Not sure if you could make the whole batch of dough into one braid narrow or small enough to cut into rolls.
Might need to make two or three long braids and cut them into roll-sized portions.
You could bake them either in muffin cups or as vaguely rectangular mini challahs on a baking sheet.
Sounds like a special dinner...hope it all goes well.
4 rolls per cup of flour used (about 24 from recipe using 6c flour)
Or, about 50g dough for each (about 18 from a dough weighing 2 lb or 900g)
H2 FORM (all go through another rise after shaping, before baking).

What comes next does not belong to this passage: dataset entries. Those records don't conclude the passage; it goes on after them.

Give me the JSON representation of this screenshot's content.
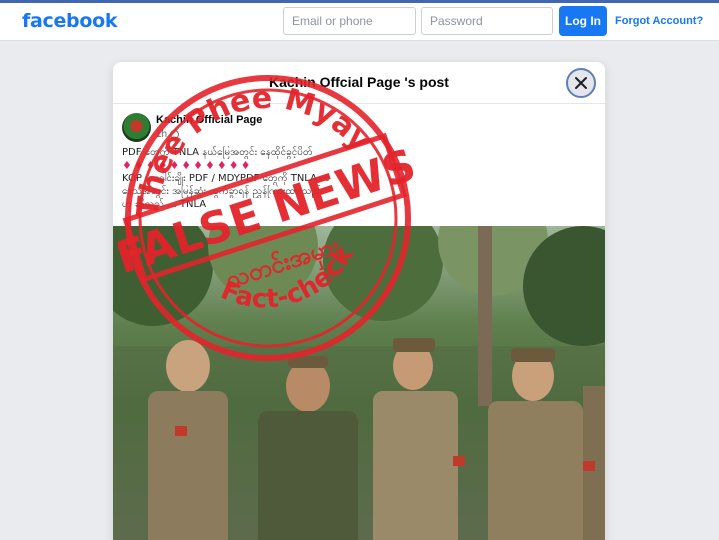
{
  "brand": {
    "logo": "facebook"
  },
  "login": {
    "email_placeholder": "Email or phone",
    "password_placeholder": "Password",
    "login_label": "Log In",
    "forgot_label": "Forgot Account?"
  },
  "modal": {
    "title": "Kachin Offcial Page 's post",
    "close_icon": "close-icon"
  },
  "post": {
    "page_name": "Kachin Official Page",
    "time": "1h",
    "lines": [
      "PDF တွေကို TNLA နယ်မြေအတွင်း နေထိုင်ခွင့်ပိတ်",
      "♦♦♦♦♦♦♦♦♦♦♦",
      "",
      "KOP မှ ခေါင်းချိုး PDF / MDYPDF တွေကို TNLA က",
      "ဒေသအတွင်း အမြန်ဆုံး ထွက်ခွာရန် ညွှန်ကြားထားသည်",
      "ဟု ဆိုသည် ... TNLA"
    ]
  },
  "stamp": {
    "top_arc": "Thee Phee Myay",
    "center": "FALSE NEWS",
    "burmese": "သတင်းအမှား",
    "bottom_arc": "Fact-check",
    "color": "#e3242b"
  },
  "colors": {
    "accent": "#1877f2",
    "header_border": "#4267b2",
    "page_bg": "#e9ebee"
  }
}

* roll out in a coil, cut crosswise in even chunks, shape in rounds and put on baking sheet or in muffin tins (smash down or not, to taste)
* roll out dough, cut rounds with empty glass or cookie cutter 2-3" diameter (rinse & repeat until dough is used up)
* if you have great patience, form into individual 3-braided challah rolls.
https://www.youtube.com/watch?v=kYqMZ9xUzhU
* again, requiring patience & attention to detail, shape like brioche buns with a little head (brioches a tete):
https://www.bbc.com/food/recipes/brioches__ttes_39328
Roll out & weave a long thin braid, then cut it in sizes suitable for an individual rolls.
Lay these on sheet pans for final rise and baking.